Alors que le salaire médian des patrons des 30 plus grandes entreprises cotées en Suisse a augmenté d'environ 15% entre 2018 et 2022 pour atteindre 6,1 millions de francs, la valeur de référence européenne a augmenté d'un peu plus de 20%, selon les propres enquêtes de CH Media. Aux Etats-Unis, la valeur moyenne des salaires les plus élevés a augmenté de plus de 40%.
Aujourd'hui, l'inflation des salaires des managers américains semble entraîner l'Europe dans son sillage.
On ne voit tout simplement pas d'amélioration aux Etats-Unis, se plaint le représentant des droits de vote de nombreuses caisses de pension suisses. Il évoque la puissance internationale des véhicules d'investissement gérés passivement par des sociétés américaines comme Blackrock, Vanguard ou State Street, qui approuvent généralement les propositions des conseils d'administration.
Les signes avant-coureurs d'une nouvelle vague d'augmentations de salaire des CEO en Europe n'est pas propre à la Suisse. Le Royaume-Uni vit actuellement un débat sur les salaires des patrons, comme celui qu'avait déclenché ou du moins fortement alimenté il y a 20 ans Jean-Pierre Garnier, alors CEO du groupe pharmaceutique GSK, avec son parachute doré d'une valeur de 22 millions de livres. Jean-Pierre Garnier est entré dans l'histoire des rémunérations excessives des managers sous le nom de «Fat Cat».
L'ancien manager de Roche, Pascal Soriot, pourrait désormais suivre ses traces. Il a gagné près de 17 millions de livres en 2023 - 10% de plus que l'année précédente, 1000 fois plus que le salaire minimum britannique.
Adapté aux conditions suisses, cela correspond à un salaire de CEO d'environ 40 millions de francs.

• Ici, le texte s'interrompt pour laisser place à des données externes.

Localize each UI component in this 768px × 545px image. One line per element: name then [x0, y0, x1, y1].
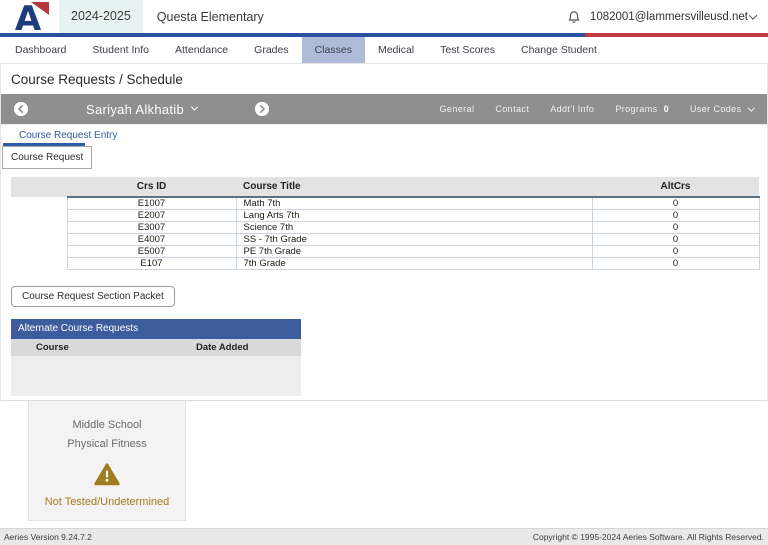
student-bar-link-addtl-info[interactable]: Addt'l Info: [550, 104, 594, 114]
alt-date-added-header: Date Added: [196, 342, 249, 353]
subtab-strip: Course Request Entry: [1, 124, 767, 146]
course-title-cell: Lang Arts 7th: [235, 209, 593, 222]
altcrs-cell: 0: [591, 196, 760, 210]
top-header: A 2024-2025 Questa Elementary 1082001@la…: [0, 0, 768, 33]
chevron-down-icon: [747, 104, 754, 111]
student-bar-link-contact[interactable]: Contact: [495, 104, 529, 114]
nav-item[interactable]: Grades: [241, 37, 301, 63]
table-header-row: Crs ID Course Title AltCrs: [11, 177, 759, 197]
course-table-body: E1007 Math 7th 0 E2007 Lang Arts 7th 0 E…: [11, 196, 760, 270]
active-subtab-indicator: [3, 143, 85, 146]
aeries-logo-icon: A: [5, 1, 51, 33]
crs-id-cell: E2007: [66, 209, 237, 222]
nav-item[interactable]: Classes: [301, 37, 365, 63]
gutter-cell: [11, 221, 67, 234]
previous-student-button[interactable]: [14, 102, 28, 116]
chevron-down-icon: [190, 103, 199, 111]
crs-id-header: Crs ID: [67, 177, 236, 197]
course-title-cell: 7th Grade: [235, 257, 593, 270]
course-title-header: Course Title: [236, 177, 592, 197]
warning-triangle-icon: [94, 463, 120, 491]
footer: Aeries Version 9.24.7.2 Copyright © 1995…: [0, 528, 768, 545]
alternate-table-header-row: Course Date Added: [11, 339, 301, 356]
course-title-cell: Science 7th: [235, 221, 593, 234]
user-codes-label: User Codes: [689, 104, 742, 114]
alternate-course-requests-title: Alternate Course Requests: [11, 319, 301, 339]
table-row[interactable]: E4007 SS - 7th Grade 0: [11, 233, 760, 246]
table-row[interactable]: E107 7th Grade 0: [11, 257, 760, 270]
student-bar-link-general[interactable]: General: [440, 104, 475, 114]
gutter-cell: [11, 233, 67, 246]
altcrs-cell: 0: [591, 245, 760, 258]
fitness-card-line1: Middle School: [72, 419, 142, 431]
account-email: 1082001@lammersvilleusd.net: [589, 10, 748, 23]
alternate-course-requests-panel: Alternate Course Requests Course Date Ad…: [11, 319, 301, 396]
programs-count-badge: 0: [663, 104, 669, 114]
nav-item[interactable]: Test Scores: [427, 37, 508, 63]
altcrs-cell: 0: [591, 257, 760, 270]
fitness-status-text: Not Tested/Undetermined: [44, 496, 170, 508]
altcrs-header: AltCrs: [592, 177, 759, 197]
crs-id-cell: E4007: [66, 233, 237, 246]
gutter-cell: [11, 197, 67, 210]
gutter-header-cell: [11, 177, 67, 197]
student-bar: Sariyah Alkhatib General Contact Addt'l …: [1, 94, 767, 124]
student-name: Sariyah Alkhatib: [86, 101, 185, 117]
programs-label: Programs: [615, 104, 658, 114]
course-title-cell: Math 7th: [235, 196, 593, 210]
chevron-down-icon: [748, 10, 758, 20]
altcrs-cell: 0: [591, 233, 760, 246]
copyright-text: Copyright © 1995-2024 Aeries Software. A…: [532, 532, 764, 542]
altcrs-cell: 0: [591, 209, 760, 222]
tab-strip: Course Request: [1, 146, 767, 171]
bell-icon[interactable]: [567, 9, 581, 24]
crs-id-cell: E1007: [66, 196, 237, 210]
fitness-card-line2: Physical Fitness: [67, 438, 147, 450]
crs-id-cell: E3007: [66, 221, 237, 234]
version-text: Aeries Version 9.24.7.2: [4, 532, 92, 542]
next-student-button[interactable]: [255, 102, 270, 116]
nav-item[interactable]: Student Info: [79, 37, 162, 63]
tab-course-request[interactable]: Course Request: [2, 146, 93, 169]
table-row[interactable]: E2007 Lang Arts 7th 0: [11, 209, 760, 222]
arrow-right-icon: [255, 102, 270, 116]
crs-id-cell: E107: [66, 257, 237, 270]
nav-item[interactable]: Dashboard: [2, 37, 79, 63]
main-nav: Dashboard Student Info Attendance Grades…: [0, 37, 768, 64]
table-row[interactable]: E1007 Math 7th 0: [11, 196, 760, 210]
svg-text:A: A: [15, 1, 42, 33]
nav-item[interactable]: Change Student: [508, 37, 610, 63]
crs-id-cell: E5007: [66, 245, 237, 258]
student-bar-link-user-codes[interactable]: User Codes: [689, 104, 754, 114]
table-row[interactable]: E5007 PE 7th Grade 0: [11, 245, 760, 258]
course-title-cell: PE 7th Grade: [235, 245, 593, 258]
alt-course-header: Course: [36, 342, 69, 353]
content-area: Course Requests / Schedule Sariyah Alkha…: [0, 64, 768, 401]
gutter-cell: [11, 257, 67, 270]
course-request-table: Crs ID Course Title AltCrs E1007 Math 7t…: [11, 177, 760, 270]
table-row[interactable]: E3007 Science 7th 0: [11, 221, 760, 234]
alternate-table-empty-area: [11, 356, 301, 396]
student-bar-link-programs[interactable]: Programs 0: [615, 104, 669, 114]
student-name-dropdown[interactable]: Sariyah Alkhatib: [86, 101, 199, 117]
page-title: Course Requests / Schedule: [11, 72, 183, 87]
course-title-cell: SS - 7th Grade: [235, 233, 593, 246]
altcrs-cell: 0: [591, 221, 760, 234]
school-year: 2024-2025: [59, 0, 143, 33]
nav-item[interactable]: Attendance: [162, 37, 241, 63]
nav-item[interactable]: Medical: [365, 37, 427, 63]
gutter-cell: [11, 209, 67, 222]
arrow-left-icon: [14, 102, 28, 116]
account-menu[interactable]: 1082001@lammersvilleusd.net: [589, 10, 758, 23]
school-name: Questa Elementary: [156, 9, 264, 24]
gutter-cell: [11, 245, 67, 258]
physical-fitness-status-card: Middle School Physical Fitness Not Teste…: [28, 401, 186, 521]
course-request-section-packet-button[interactable]: Course Request Section Packet: [11, 286, 175, 307]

Et Pascal Soriot pourrait même monter jusqu'à 18,6 millions de livres en 2024 s'il atteint certains objectifs de performance.
Bien que Pascal Soriot ait acquis une grande reconnaissance au cours de ses dix années passées chez Astra Zeneca, il semble qu'il pourrait désormais franchir une ligne rouge en matière de rémunération. Selon The Guardian, le porte-parole du groupe de réflexion High Pay Centre, qui se concentre sur les questions d'inégalité économique, estime que la rémunération est injustifiable. Astra Zeneca justifie également la rémunération de son PDG par la concurrence mondiale pour attirer les meilleurs talents.

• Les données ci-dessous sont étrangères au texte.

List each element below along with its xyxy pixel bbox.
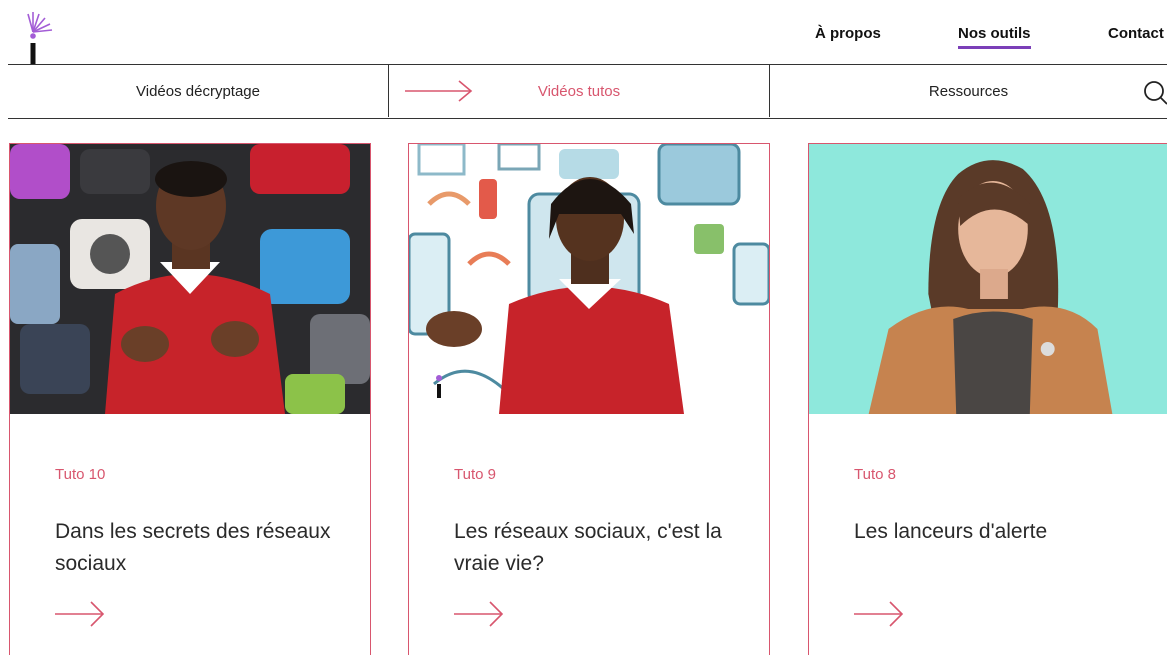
subnav-item-ressources[interactable]: Ressources: [770, 65, 1167, 117]
card-tag: Tuto 10: [55, 466, 106, 483]
nav-link-about[interactable]: À propos: [815, 25, 881, 42]
video-card[interactable]: Tuto 10 Dans les secrets des réseaux soc…: [9, 143, 371, 655]
subnav-item-label: Vidéos décryptage: [136, 82, 260, 100]
card-tag: Tuto 8: [854, 466, 896, 483]
card-title[interactable]: Dans les secrets des réseaux sociaux: [55, 516, 335, 580]
nav-link-tools[interactable]: Nos outils: [958, 25, 1031, 49]
subnav-item-decryptage[interactable]: Vidéos décryptage: [8, 65, 389, 117]
card-tag: Tuto 9: [454, 466, 496, 483]
video-thumbnail[interactable]: [10, 144, 370, 414]
arrow-right-icon[interactable]: [854, 599, 906, 629]
nav-link-contact[interactable]: Contact: [1108, 25, 1164, 42]
search-icon[interactable]: [1141, 79, 1167, 105]
arrow-right-icon[interactable]: [454, 599, 506, 629]
sub-nav: Vidéos décryptage Vidéos tutos Ressource…: [8, 64, 1167, 119]
arrow-right-icon[interactable]: [55, 599, 107, 629]
arrow-right-icon: [405, 80, 473, 102]
subnav-item-label: Ressources: [928, 82, 1009, 100]
main-nav: À propos Nos outils Contact: [0, 22, 1167, 50]
card-title[interactable]: Les réseaux sociaux, c'est la vraie vie?: [454, 516, 734, 580]
video-card[interactable]: Tuto 8 Les lanceurs d'alerte: [808, 143, 1167, 655]
subnav-item-label: Vidéos tutos: [537, 82, 621, 100]
video-thumbnail[interactable]: [409, 144, 769, 414]
video-thumbnail[interactable]: [809, 144, 1167, 414]
subnav-item-tutos[interactable]: Vidéos tutos: [389, 65, 770, 117]
video-card[interactable]: Tuto 9 Les réseaux sociaux, c'est la vra…: [408, 143, 770, 655]
card-title[interactable]: Les lanceurs d'alerte: [854, 516, 1134, 548]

Parallèlement à l'annonce du paquet salarial de Pascal Soriot, la Bourse de Londres a rendu publique la proposition faite aux actionnaires d'augmenter le salaire du CEO David Schwimmer de 6,25 millions à 11 millions de livres. A la City de Londres, l'opinion se répand que les restrictions salariales limitent la compétitivité de la place financière. L'autorité britannique de surveillance des marchés financiers avait déjà supprimé le plafond des bonus des banquiers en octobre. Adena Friedman, la directrice de la bourse technologique américaine Nasdaq, avait gagné plus de 28 millions de dollars en 2022.

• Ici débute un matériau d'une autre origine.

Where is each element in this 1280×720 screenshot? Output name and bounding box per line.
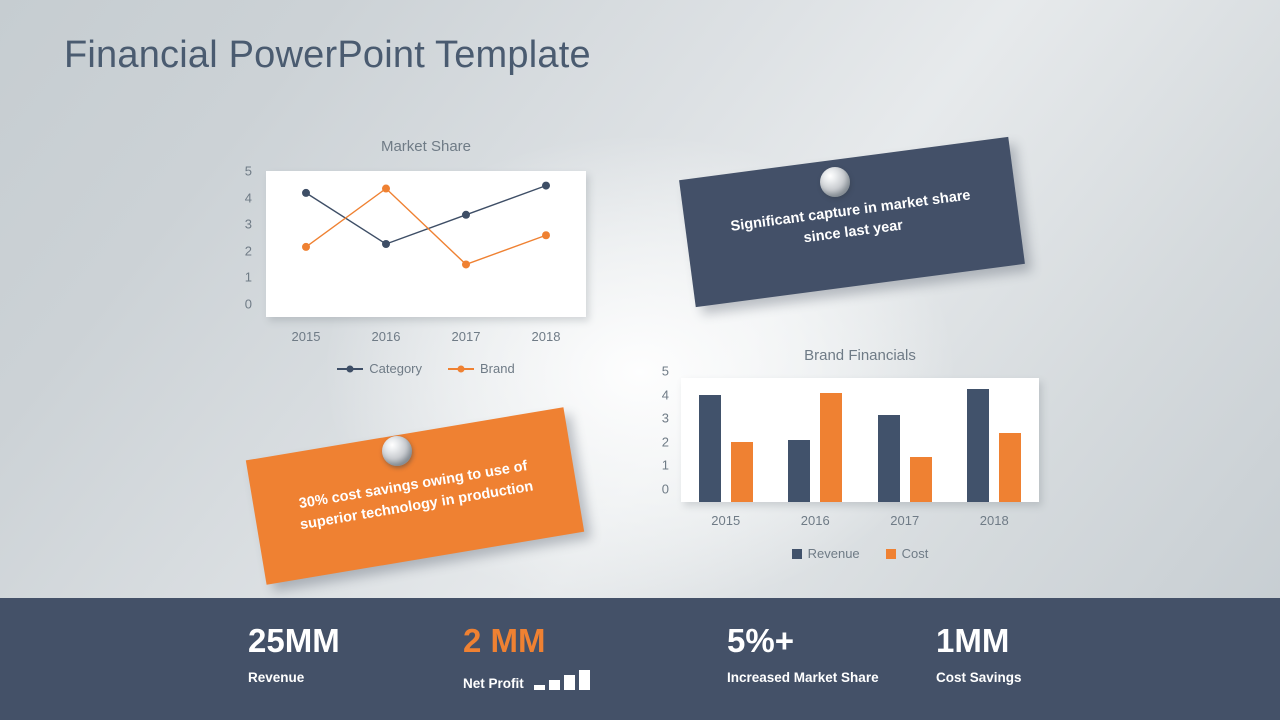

Mais Wall Street n'est pas seulement le point de référence mondial pour les salaires des managers. La bourse américaine évalue aussi souvent les entreprises à un niveau nettement plus élevé que les marchés européens par exemple. C'est notamment le cas pour les entreprises dont l'empreinte carbone est importante, ce qui dissuade de nombreux investisseurs du Vieux Continent d'investir.
Ainsi, le groupe cimentier Holcim estime que ses activités nord-américaines seront valorisées presque deux fois plus à la Bourse américaine qu'en Europe. En conséquence, il envisage de scinder ses activités américaines et de les introduire à la bourse américaine en tant que société indépendante.
Le groupe de matières premières Glencore voit lui aussi une forte demande aux Etats-Unis pour son activité charbon, qu'il souhaite séparer du reste de ses activités dans les deux années à venir et rendre également autonome via la bourse américaine. Qu'il s'agisse de la politique climatique ou des salaires des managers, la politique économique libérale confère manifestement au Nouveau Monde des avantages concurrentiels considérables par rapport à l'Europe.